Etiquetage des denrées alimentaires végétales : le Conseil d’Etat annule les deux décrets interdisant l’usage de termes de boucherie, de charcuterie et de poissonnerie.

Aux termes de deux décisions rendues le 28 janvier 2025, le Conseil d’Etat prend acte de l’arrêt de la Cour de justice de l’Union européen (CJUE) du 4 octobre 2024 (affaire C-438/23) et annule, en raison de leur non-conformité au droit européen, les décrets n° 2022-947 du 29 juin 2022 et n° 2024-144 du 26 février 2024 (Décisions du 28 janvier 2025, nos 465835, 467116, 468384 et n° 492839).

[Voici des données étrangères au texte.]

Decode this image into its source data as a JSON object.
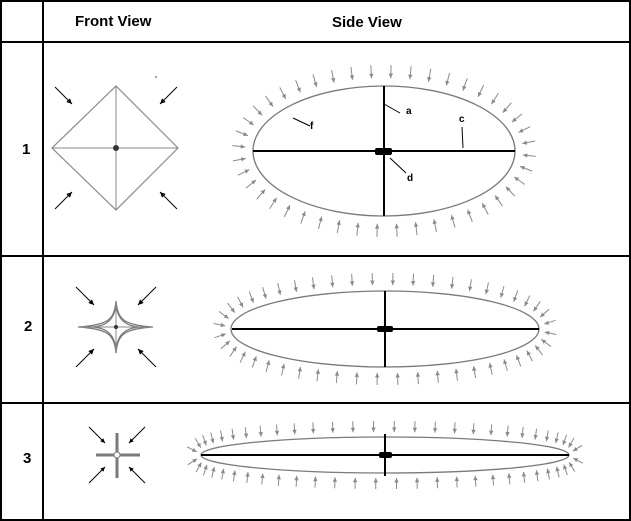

Pour rappel, ces deux décrets interdisaient l’emploi de noms usuels ou descriptifs, constitués de termes issus des secteurs de la boucherie, de la charcuterie et de la poissonnerie (tels que « steak », « filet », « saucisse » ou « jambon », par exemple), pour décrire, commercialiser ou promouvoir des denrées comportant des protéines végétales.

Plusieurs entités actives dans le secteur des produits végétariens et végétaliens avaient contesté ces décrets devant le Conseil d’Etat. L’application de ces décrets avait à chaque fois été suspendue par le juge des référés du Conseil d’Etat (Décision du 27 juillet 2022, n° 465844 ; Décision du 10 avril 2024, n° 492844).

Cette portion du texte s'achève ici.